9) Be Willing to See the Possibilities in Every Situation. You can learn a lesson, for good or ill, from literally anyone. I’ve had Democrats call me stupid to my face. Then metaphorically pat themselves on their backs over their open mindedness and compassion. Those Democrats have taught me the true importance —by negative example— of true open mindedness. (Mom taught me the importance of good manners.) I’m not afraid of not reading purely conservative literature. (Although some of my Leftist friends refuse to be tainted by anything that smacks of anything more right wing than Rachel Maddow.) If I can learn something I will. This country is about free thought as well as free speech.

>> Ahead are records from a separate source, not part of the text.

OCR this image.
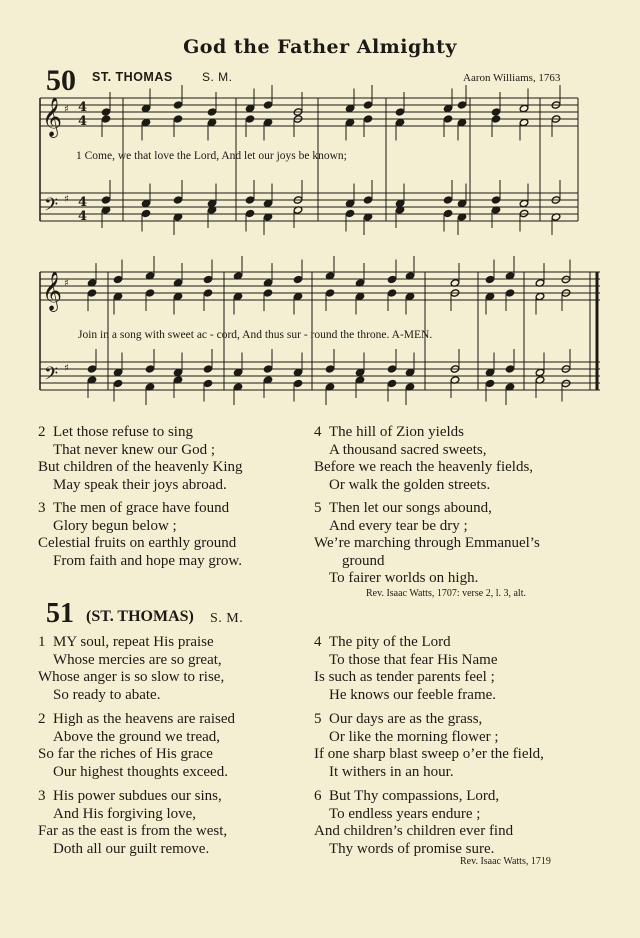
God the Father Almighty
50 ST. THOMAS S. M.	Aaron Williams, 1763
𝄞
𝄢
♯
♯
4
4
4
4
𝄞
𝄢
♯
♯
1 Come, we that love the Lord, And let our joys be known;
Join in a song with sweet ac - cord, And thus sur - round the throne. A-MEN.
2 Let those refuse to sing
That never knew our God ;
But children of the heavenly King
May speak their joys abroad.
3 The men of grace have found
Glory begun below ;
Celestial fruits on earthly ground
From faith and hope may grow.
4 The hill of Zion yields
A thousand sacred sweets,
Before we reach the heavenly fields,
Or walk the golden streets.
5 Then let our songs abound,
And every tear be dry ;
We’re marching through Emmanuel’s
ground
To fairer worlds on high.
Rev. Isaac Watts, 1707: verse 2, l. 3, alt.
51 (ST. THOMAS) S. M.
1 MY soul, repeat His praise
Whose mercies are so great,
Whose anger is so slow to rise,
So ready to abate.
2 High as the heavens are raised
Above the ground we tread,
So far the riches of His grace
Our highest thoughts exceed.
3 His power subdues our sins,
And His forgiving love,
Far as the east is from the west,
Doth all our guilt remove.
4 The pity of the Lord
To those that fear His Name
Is such as tender parents feel ;
He knows our feeble frame.
5 Our days are as the grass,
Or like the morning flower ;
If one sharp blast sweep o’er the field,
It withers in an hour.
6 But Thy compassions, Lord,
To endless years endure ;
And children’s children ever find
Thy words of promise sure.
Rev. Isaac Watts, 1719
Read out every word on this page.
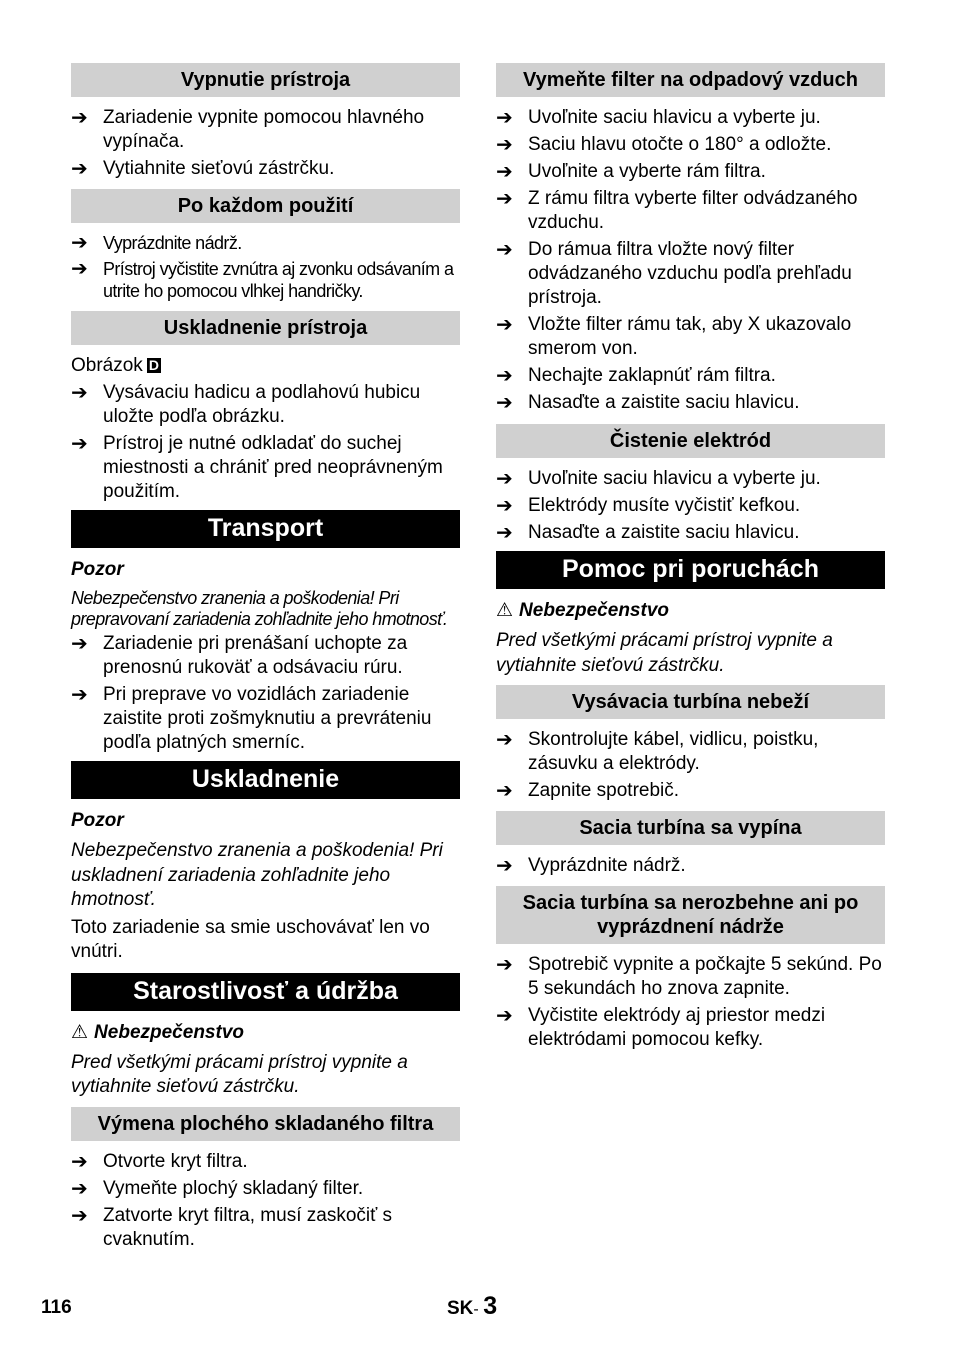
Vypnutie prístroja
➔ Zariadenie vypnite pomocou hlavného vypínača.
➔ Vytiahnite sieťovú zástrčku.
Po každom použití
➔ Vyprázdnite nádrž.
➔ Prístroj vyčistite zvnútra aj zvonku odsávaním a utrite ho pomocou vlhkej handričky.
Uskladnenie prístroja
Obrázok D
➔ Vysávaciu hadicu a podlahovú hubicu uložte podľa obrázku.
➔ Prístroj je nutné odkladať do suchej miestnosti a chrániť pred neoprávneným použitím.
Transport
Pozor
Nebezpečenstvo zranenia a poškodenia! Pri prepravovaní zariadenia zohľadnite jeho hmotnosť.
➔ Zariadenie pri prenášaní uchopte za prenosnú rukoväť a odsávaciu rúru.
➔ Pri preprave vo vozidlách zariadenie zaistite proti zošmyknutiu a prevráteniu podľa platných smerníc.
Uskladnenie
Pozor
Nebezpečenstvo zranenia a poškodenia! Pri uskladnení zariadenia zohľadnite jeho hmotnosť.
Toto zariadenie sa smie uschovávať len vo vnútri.
Starostlivosť a údržba
⚠ Nebezpečenstvo
Pred všetkými prácami prístroj vypnite a vytiahnite sieťovú zástrčku.
Výmena plochého skladaného filtra
➔ Otvorte kryt filtra.
➔ Vymeňte plochý skladaný filter.
➔ Zatvorte kryt filtra, musí zaskočiť s cvaknutím.
Vymeňte filter na odpadový vzduch
➔ Uvoľnite saciu hlavicu a vyberte ju.
➔ Saciu hlavu otočte o 180° a odložte.
➔ Uvoľnite a vyberte rám filtra.
➔ Z rámu filtra vyberte filter odvádzaného vzduchu.
➔ Do rámua filtra vložte nový filter odvádzaného vzduchu podľa prehľadu prístroja.
➔ Vložte filter rámu tak, aby X ukazovalo smerom von.
➔ Nechajte zaklapnúť rám filtra.
➔ Nasaďte a zaistite saciu hlavicu.
Čistenie elektród
➔ Uvoľnite saciu hlavicu a vyberte ju.
➔ Elektródy musíte vyčistiť kefkou.
➔ Nasaďte a zaistite saciu hlavicu.
Pomoc pri poruchách
⚠ Nebezpečenstvo
Pred všetkými prácami prístroj vypnite a vytiahnite sieťovú zástrčku.
Vysávacia turbína nebeží
➔ Skontrolujte kábel, vidlicu, poistku, zásuvku a elektródy.
➔ Zapnite spotrebič.
Sacia turbína sa vypína
➔ Vyprázdnite nádrž.
Sacia turbína sa nerozbehne ani po vyprázdnení nádrže
➔ Spotrebič vypnite a počkajte 5 sekúnd. Po 5 sekundách ho znova zapnite.
➔ Vyčistite elektródy aj priestor medzi elektródami pomocou kefky.
116	SK- 3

10) Do Something Every Day to Defend Liberty. If you want to make the world a better place, or even keep your piece of the world a good place, do something every day. As Samuel Adams said, “The liberties of our country, the freedom of our civil constitution, are worth defending against all hazards. And it is our duty to defend them against all attacks.”
So… these are my rules. My self-written rules for this radical millennial Republican. Because if the last two months have taught me anything they have taught me that values matter, rules have a place, and I do not want to live by the values or rules imposed by the maddened followers of Saul Alinsky.